In Europe, there was plenty going on too. European Central Bank president Christine Lagarde pushed up euro zone bond yields slightly by telling the World Economic Forum’s Davos gathering that the bank would stay the course with rate hikes.
Minutes from last month’s ECB meeting were also due shortly, although Dutch ECB policymaker Klaas Knot, a noted hawk, had also been out saying markets should take more seriously guidance of rates rising in multiples of 50 basis points.

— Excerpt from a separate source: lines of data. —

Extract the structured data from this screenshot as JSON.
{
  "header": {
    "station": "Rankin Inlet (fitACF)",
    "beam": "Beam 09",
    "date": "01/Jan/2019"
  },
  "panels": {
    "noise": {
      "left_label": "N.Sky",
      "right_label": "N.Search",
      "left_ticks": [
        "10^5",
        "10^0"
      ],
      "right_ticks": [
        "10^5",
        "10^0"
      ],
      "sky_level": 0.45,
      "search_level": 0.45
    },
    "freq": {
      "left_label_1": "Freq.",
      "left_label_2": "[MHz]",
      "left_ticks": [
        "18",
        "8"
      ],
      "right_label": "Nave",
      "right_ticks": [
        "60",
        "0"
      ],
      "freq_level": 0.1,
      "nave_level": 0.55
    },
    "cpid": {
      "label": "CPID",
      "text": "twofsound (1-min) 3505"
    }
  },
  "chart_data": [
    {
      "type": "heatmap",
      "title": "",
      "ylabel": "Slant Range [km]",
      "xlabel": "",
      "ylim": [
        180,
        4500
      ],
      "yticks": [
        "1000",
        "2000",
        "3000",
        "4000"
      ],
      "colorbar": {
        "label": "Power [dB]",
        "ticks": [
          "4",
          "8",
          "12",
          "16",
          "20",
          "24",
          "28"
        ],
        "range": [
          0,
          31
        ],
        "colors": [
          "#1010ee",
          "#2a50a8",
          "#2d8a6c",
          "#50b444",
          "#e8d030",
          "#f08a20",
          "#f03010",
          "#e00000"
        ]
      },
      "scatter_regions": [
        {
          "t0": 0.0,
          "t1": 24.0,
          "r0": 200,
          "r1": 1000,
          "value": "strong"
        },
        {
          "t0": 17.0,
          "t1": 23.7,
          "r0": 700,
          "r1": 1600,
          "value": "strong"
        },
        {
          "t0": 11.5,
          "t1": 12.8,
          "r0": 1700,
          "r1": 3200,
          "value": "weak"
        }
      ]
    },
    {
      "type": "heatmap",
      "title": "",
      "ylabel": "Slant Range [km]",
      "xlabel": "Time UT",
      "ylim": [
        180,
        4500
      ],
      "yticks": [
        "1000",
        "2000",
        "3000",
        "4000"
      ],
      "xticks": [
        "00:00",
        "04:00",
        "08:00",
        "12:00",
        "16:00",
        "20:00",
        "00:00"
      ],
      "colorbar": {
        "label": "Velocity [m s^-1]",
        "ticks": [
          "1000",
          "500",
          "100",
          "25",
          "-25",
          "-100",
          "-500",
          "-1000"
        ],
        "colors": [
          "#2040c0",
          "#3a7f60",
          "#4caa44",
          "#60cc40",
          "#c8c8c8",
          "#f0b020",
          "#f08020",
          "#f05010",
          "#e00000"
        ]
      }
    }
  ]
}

Norway’s crown had ticked higher as its central bank kept its interest rates at 2.75%, but said they were likely to go up in March, while the New Zealand dollar was down more than 1% after the surprise resignation of Prime Minister Jacinda Ardern’s who said she had “no more in the tank”.
S&P 500 futures were down 0.75% as the US open approached and close to breaking below the 50-day moving average.
On Wednesday, the S&P 500 had lost 1.6% after data showed US manufacturing output had slumped last month and retail sales had fallen by the most in a year.
Microsoft’s announcement of 10,000 layoffs and hawkish comments from Cleveland Fed President Loretta Mester and St. Louis Fed President James Bullard added to the gloom, with both monetary officials expecting US interest rates above 5% this year.
Fed officials Lael Brainard and John Williams were due to make public appearances later. Netflix, American Airlines and Procter & Gamble were reporting results, while housing starts numbers, weekly jobless claims and the Philadelphia Fed’s Manufacturing Survey will provide more colour on the US economy’s health.
“The decline in retail spending and industrial production adds to the theme of the economy slowing and heading into recession in 2023, and pushes back on the soft-landing narrative dominating markets since January,” said National Australia Bank’s head of market economics, Tapas Strickland.
The dollar slipped into the red after its overnight rise as New York trading loomed. The Australian dollar was still down 0.75% after data showed an unexpected fall in Australian employment last month, but the ECB’s talkers had lifted the euro back into positive territory at $1.0822.